Interesting evening at the Chekhov Centre last night (see post 19 April). I tried to explain how the basis of English language etiquette can be best understood with metaphorical reference to the traditions of sport, which has rules but which, within those rules, encourages competition and variety.
It may well be that French linguistic etiquette can best be understood in terms of courtly flattery of the sort that Louis XVI would have experienced (see yesterday). Perhaps post-Bismarckian German etiquette has some of its roots in militaristic and mechanistic philosophy. I believe Russian linguistic etiquette has rather too much of the Socialist “power vertical” to it, especially in dealing with officialdom. When I say too much, I mean more than most modern Russians are comfortable with. They seem to want to go back to a more Tolstoyan-Dostoyevskean etiquette, in which emotions are allowed freer rein than we are accustomed to in Britain. But perhaps that simply reflects the sort of people I meet here in Moscow.
I cannot speak with certainty about any of those things, but they are examples of what I mean by the cultural basis of etiquette. I can speak about English language etiquette, however, and I feel strongly that if you want to understand it, you need to be clear about the relationship of rules to freedom which is exemplified by amateur or semi-amateur sport, as well as by the lack of hierarchy which is implicit in all games played for fun.
I tried last night to explain how this attitude has come to govern the world of business, which is competitive within a general context of rules, standards and ethics, and also politics which, when democratic, has fierce competition governed by certain rules—fair elections obviously being the fundamental one.
This outlook is becoming increasingly widely accepted internationally. But not everywhere. Perhaps the United States is, as in so many other things, an exception. That was the thought that sprang to mind when the host at the meeting last night decided, part-way through my talk, that sport and etiquette were not, as I was trying to argue, connected to each other. He intervened to suggest that I talk more about etiquette, which he was concerned about, and less about sport, which I seemed to be too interested in.

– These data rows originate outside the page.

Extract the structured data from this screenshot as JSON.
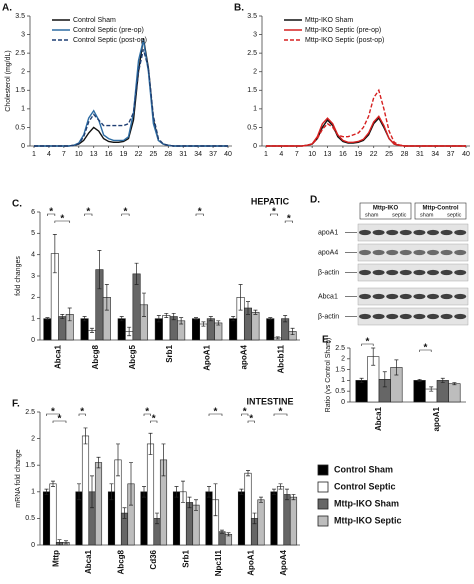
{
  "chart_data": [
    {
      "type": "line",
      "label": "A.",
      "y_label": "Cholesterol (mg/dL)",
      "x": [
        1,
        2,
        3,
        4,
        5,
        6,
        7,
        8,
        9,
        10,
        11,
        12,
        13,
        14,
        15,
        16,
        17,
        18,
        19,
        20,
        21,
        22,
        23,
        24,
        25,
        26,
        27,
        28,
        29,
        30,
        31,
        32,
        33,
        34,
        35,
        36,
        37,
        38,
        39,
        40
      ],
      "xlim": [
        1,
        40
      ],
      "xticks": [
        1,
        4,
        7,
        10,
        13,
        16,
        19,
        22,
        25,
        28,
        31,
        34,
        37,
        40
      ],
      "ylim": [
        0,
        3.5
      ],
      "yticks": [
        0,
        0.5,
        1,
        1.5,
        2,
        2.5,
        3,
        3.5
      ],
      "series": [
        {
          "name": "Control Sham",
          "color": "#111111",
          "dashed": false,
          "values": [
            0,
            0,
            0,
            0,
            0,
            0,
            0,
            0,
            0.02,
            0.05,
            0.15,
            0.35,
            0.5,
            0.4,
            0.2,
            0.12,
            0.1,
            0.1,
            0.12,
            0.2,
            0.7,
            2.0,
            2.9,
            2.1,
            0.7,
            0.15,
            0.05,
            0.02,
            0,
            0,
            0,
            0,
            0,
            0,
            0,
            0,
            0,
            0,
            0,
            0
          ]
        },
        {
          "name": "Control Septic (pre-op)",
          "color": "#2e6da4",
          "dashed": false,
          "values": [
            0,
            0,
            0,
            0,
            0,
            0,
            0,
            0,
            0.02,
            0.08,
            0.3,
            0.75,
            0.95,
            0.7,
            0.3,
            0.2,
            0.15,
            0.15,
            0.15,
            0.25,
            0.9,
            2.3,
            2.85,
            2.0,
            0.6,
            0.15,
            0.05,
            0.02,
            0,
            0,
            0,
            0,
            0,
            0,
            0,
            0,
            0,
            0,
            0,
            0
          ]
        },
        {
          "name": "Control Septic (post-op)",
          "color": "#1f3f73",
          "dashed": true,
          "values": [
            0,
            0,
            0,
            0,
            0,
            0,
            0,
            0,
            0.02,
            0.06,
            0.25,
            0.65,
            0.85,
            0.7,
            0.55,
            0.55,
            0.55,
            0.55,
            0.55,
            0.6,
            0.9,
            2.0,
            2.6,
            2.1,
            0.8,
            0.2,
            0.05,
            0.02,
            0,
            0,
            0,
            0,
            0,
            0,
            0,
            0,
            0,
            0,
            0,
            0
          ]
        }
      ]
    },
    {
      "type": "line",
      "label": "B.",
      "x": [
        1,
        2,
        3,
        4,
        5,
        6,
        7,
        8,
        9,
        10,
        11,
        12,
        13,
        14,
        15,
        16,
        17,
        18,
        19,
        20,
        21,
        22,
        23,
        24,
        25,
        26,
        27,
        28,
        29,
        30,
        31,
        32,
        33,
        34,
        35,
        36,
        37,
        38,
        39,
        40
      ],
      "xlim": [
        1,
        40
      ],
      "xticks": [
        1,
        4,
        7,
        10,
        13,
        16,
        19,
        22,
        25,
        28,
        31,
        34,
        37,
        40
      ],
      "ylim": [
        0,
        3.5
      ],
      "yticks": [
        0,
        0.5,
        1,
        1.5,
        2,
        2.5,
        3,
        3.5
      ],
      "series": [
        {
          "name": "Mttp-IKO Sham",
          "color": "#111111",
          "dashed": false,
          "values": [
            0,
            0,
            0,
            0,
            0,
            0,
            0,
            0,
            0.02,
            0.05,
            0.2,
            0.5,
            0.7,
            0.55,
            0.25,
            0.12,
            0.08,
            0.08,
            0.1,
            0.15,
            0.3,
            0.6,
            0.75,
            0.5,
            0.2,
            0.05,
            0.02,
            0,
            0,
            0,
            0,
            0,
            0,
            0,
            0,
            0,
            0,
            0,
            0,
            0
          ]
        },
        {
          "name": "Mttp-IKO Septic (pre-op)",
          "color": "#d62020",
          "dashed": false,
          "values": [
            0,
            0,
            0,
            0,
            0,
            0,
            0,
            0,
            0.02,
            0.06,
            0.25,
            0.6,
            0.75,
            0.6,
            0.3,
            0.15,
            0.1,
            0.1,
            0.12,
            0.18,
            0.35,
            0.65,
            0.8,
            0.55,
            0.2,
            0.05,
            0.02,
            0,
            0,
            0,
            0,
            0,
            0,
            0,
            0,
            0,
            0,
            0,
            0,
            0
          ]
        },
        {
          "name": "Mttp-IKO Septic (post-op)",
          "color": "#d62020",
          "dashed": true,
          "values": [
            0,
            0,
            0,
            0,
            0,
            0,
            0,
            0,
            0.02,
            0.05,
            0.2,
            0.45,
            0.6,
            0.5,
            0.3,
            0.25,
            0.25,
            0.3,
            0.35,
            0.5,
            0.8,
            1.3,
            1.5,
            1.0,
            0.4,
            0.1,
            0.03,
            0,
            0,
            0,
            0,
            0,
            0,
            0,
            0,
            0,
            0,
            0,
            0,
            0
          ]
        }
      ]
    },
    {
      "type": "bar",
      "label": "C.",
      "title": "HEPATIC",
      "y_label": "fold changes",
      "categories": [
        "Abca1",
        "Abcg8",
        "Abcg5",
        "Srb1",
        "ApoA1",
        "apoA4",
        "Abcb11"
      ],
      "ylim": [
        0,
        6
      ],
      "yticks": [
        0,
        1,
        2,
        3,
        4,
        5,
        6
      ],
      "series": [
        {
          "name": "Control Sham",
          "color": "#000000",
          "values": [
            1.0,
            1.0,
            1.0,
            1.0,
            1.0,
            1.0,
            1.0
          ],
          "errors": [
            0.05,
            0.1,
            0.1,
            0.15,
            0.05,
            0.1,
            0.05
          ]
        },
        {
          "name": "Control Septic",
          "color": "#ffffff",
          "values": [
            4.05,
            0.45,
            0.4,
            1.15,
            0.75,
            2.0,
            0.1
          ],
          "errors": [
            0.9,
            0.1,
            0.2,
            0.1,
            0.1,
            0.6,
            0.05
          ]
        },
        {
          "name": "Mttp-IKO Sham",
          "color": "#666666",
          "values": [
            1.1,
            3.3,
            3.1,
            1.1,
            1.0,
            1.5,
            1.0
          ],
          "errors": [
            0.1,
            0.9,
            0.5,
            0.15,
            0.1,
            0.3,
            0.15
          ]
        },
        {
          "name": "Mttp-IKO Septic",
          "color": "#bdbdbd",
          "values": [
            1.2,
            2.0,
            1.65,
            0.9,
            0.8,
            1.3,
            0.4
          ],
          "errors": [
            0.3,
            0.6,
            0.55,
            0.15,
            0.1,
            0.1,
            0.15
          ]
        }
      ],
      "annotations": [
        {
          "text": "*",
          "category": "Abca1",
          "series": [
            0,
            1
          ]
        },
        {
          "text": "*",
          "category": "Abca1",
          "series": [
            1,
            3
          ]
        },
        {
          "text": "*",
          "category": "Abcg8",
          "series": [
            0,
            1
          ]
        },
        {
          "text": "*",
          "category": "Abcg5",
          "series": [
            0,
            1
          ]
        },
        {
          "text": "*",
          "category": "ApoA1",
          "series": [
            0,
            1
          ]
        },
        {
          "text": "*",
          "category": "Abcb11",
          "series": [
            0,
            1
          ]
        },
        {
          "text": "*",
          "category": "Abcb11",
          "series": [
            2,
            3
          ]
        }
      ]
    },
    {
      "type": "bar",
      "label": "E.",
      "y_label": "Ratio (vs Control Sham)",
      "categories": [
        "Abca1",
        "apoA1"
      ],
      "ylim": [
        0,
        2.5
      ],
      "yticks": [
        0,
        0.5,
        1,
        1.5,
        2,
        2.5
      ],
      "series": [
        {
          "color": "#000000",
          "values": [
            1.0,
            1.0
          ],
          "errors": [
            0.1,
            0.05
          ]
        },
        {
          "color": "#ffffff",
          "values": [
            2.1,
            0.6
          ],
          "errors": [
            0.4,
            0.1
          ]
        },
        {
          "color": "#666666",
          "values": [
            1.05,
            1.0
          ],
          "errors": [
            0.35,
            0.1
          ]
        },
        {
          "color": "#bdbdbd",
          "values": [
            1.6,
            0.85
          ],
          "errors": [
            0.35,
            0.05
          ]
        }
      ],
      "annotations": [
        {
          "text": "*",
          "category": "Abca1",
          "series": [
            0,
            1
          ]
        },
        {
          "text": "*",
          "category": "apoA1",
          "series": [
            0,
            1
          ]
        }
      ]
    },
    {
      "type": "bar",
      "label": "F.",
      "title": "INTESTINE",
      "y_label": "mRNA fold change",
      "categories": [
        "Mttp",
        "Abca1",
        "Abcg8",
        "Cd36",
        "Srb1",
        "Npc1l1",
        "ApoA1",
        "ApoA4"
      ],
      "ylim": [
        0,
        2.5
      ],
      "yticks": [
        0,
        0.5,
        1,
        1.5,
        2,
        2.5
      ],
      "series": [
        {
          "color": "#000000",
          "values": [
            1.0,
            1.0,
            1.0,
            1.0,
            1.0,
            1.0,
            1.0,
            1.0
          ],
          "errors": [
            0.05,
            0.15,
            0.15,
            0.1,
            0.1,
            0.1,
            0.05,
            0.05
          ]
        },
        {
          "color": "#ffffff",
          "values": [
            1.15,
            2.05,
            1.6,
            1.9,
            1.0,
            0.85,
            1.35,
            1.1
          ],
          "errors": [
            0.05,
            0.15,
            0.3,
            0.2,
            0.2,
            0.3,
            0.05,
            0.05
          ]
        },
        {
          "color": "#666666",
          "values": [
            0.05,
            1.0,
            0.6,
            0.5,
            0.8,
            0.25,
            0.5,
            0.95
          ],
          "errors": [
            0.05,
            0.3,
            0.1,
            0.1,
            0.1,
            0.03,
            0.1,
            0.1
          ]
        },
        {
          "color": "#bdbdbd",
          "values": [
            0.05,
            1.55,
            1.15,
            1.6,
            0.75,
            0.2,
            0.85,
            0.9
          ],
          "errors": [
            0.03,
            0.1,
            0.4,
            0.3,
            0.1,
            0.03,
            0.05,
            0.05
          ]
        }
      ],
      "annotations": [
        {
          "text": "*",
          "category": "Mttp",
          "series": [
            0,
            2
          ]
        },
        {
          "text": "*",
          "category": "Mttp",
          "series": [
            1,
            3
          ]
        },
        {
          "text": "*",
          "category": "Abca1",
          "series": [
            0,
            1
          ]
        },
        {
          "text": "*",
          "category": "Cd36",
          "series": [
            0,
            1
          ]
        },
        {
          "text": "*",
          "category": "Cd36",
          "series": [
            1,
            2
          ]
        },
        {
          "text": "*",
          "category": "Npc1l1",
          "series": [
            0,
            2
          ]
        },
        {
          "text": "*",
          "category": "ApoA1",
          "series": [
            0,
            1
          ]
        },
        {
          "text": "*",
          "category": "ApoA1",
          "series": [
            1,
            2
          ]
        },
        {
          "text": "*",
          "category": "ApoA4",
          "series": [
            0,
            2
          ]
        }
      ]
    }
  ],
  "blot": {
    "label": "D.",
    "groups": [
      "Mttp-IKO",
      "Mttp-Control"
    ],
    "conditions": [
      "sham",
      "septic",
      "sham",
      "septic"
    ],
    "rows": [
      "apoA1",
      "apoA4",
      "β-actin",
      "Abca1",
      "β-actin"
    ]
  }
}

The person concerned is a deeply virtuous American who is not accustomed to compromising his principles in any way. I cannot share his point of view, as it seems to me that life is a long series of compromises which only saints, bachelors and billionaires are able to avoid. I am none of those, but I am rarely forced into the position of having to confront such people. Last night was an exception because many in the audience seemed to be interested in what I was saying. So I suggested to the host that rather than stop at his command, we take a vote. That seemed the democratic thing to do, and I hoped the idea would appeal on a procedural basis to an American.
We had a show of hands and it was roughly 80% in favour of my carrying on and 20% against. I suggested that anyone who did not want to hear more could leave at that point and I would not be offended. Then the majority could listen to what they had voted for. Perhaps fifteen (out of an audience of 120 or so) left, after which I proceeded.
But that was not good enough for the host who soon afterwards decided that he should cut me off and close the meeting early. When I ignored him and carried on, the audience, which was mainly Russian, gave a round of applause. What a sporting crowd, I thought! How democratic! And what a nice sense of etiquette!
So, the question for debate over the holiday weekend is this. We know from Frank Sinatra that the words “love” and “marriage” go together like “horse” and “carriage”. In the context of last night’s jollifications, which of these two words are more closely related in their underlying meaning: “sport” and “etiquette”; or “America” and “democracy”?
Of course, it’s a stupid question in a way as one should never argue from the particular to the general. But it's only a game, and most sport is stupid when seen from the point of view of virtuous, principled people who are striving to be good at all times, usually in the hope that they will get to Heaven at the end of times. Never forget that the most self-consciously virtuous people in all British history, the Puritans under Oliver Cromwell, banned sport as a matter of Christian principle in the 1650s, along with Christmas, colourful clothes, pubs and swearing. They saw themselves as “reforming manners” or, as we would say today, improving etiquette.
The first English-speaking people to settle in what is now the United States were seventeenth century Puritans who thought that they had to make too many compromises living in their sinful, sport-loving homeland. How curious that their country went on to become the birth-place of democracy for white people and, more recently, the centre of political correctness, which is the twenty-first century variant (and I use this word in the sense of the post on 9 April) of classic Puritanism. That is another paradox that might repay discussion over vodka, cucumbers and black bread, while waiting for the sinful shashlik to grill.
In the meantime, since it is a beautifully sunny day, I am going cycling. In Russia, this is a sport which depends on the etiquette of motorists. I may not be very Christian, but I do have one sort of faith.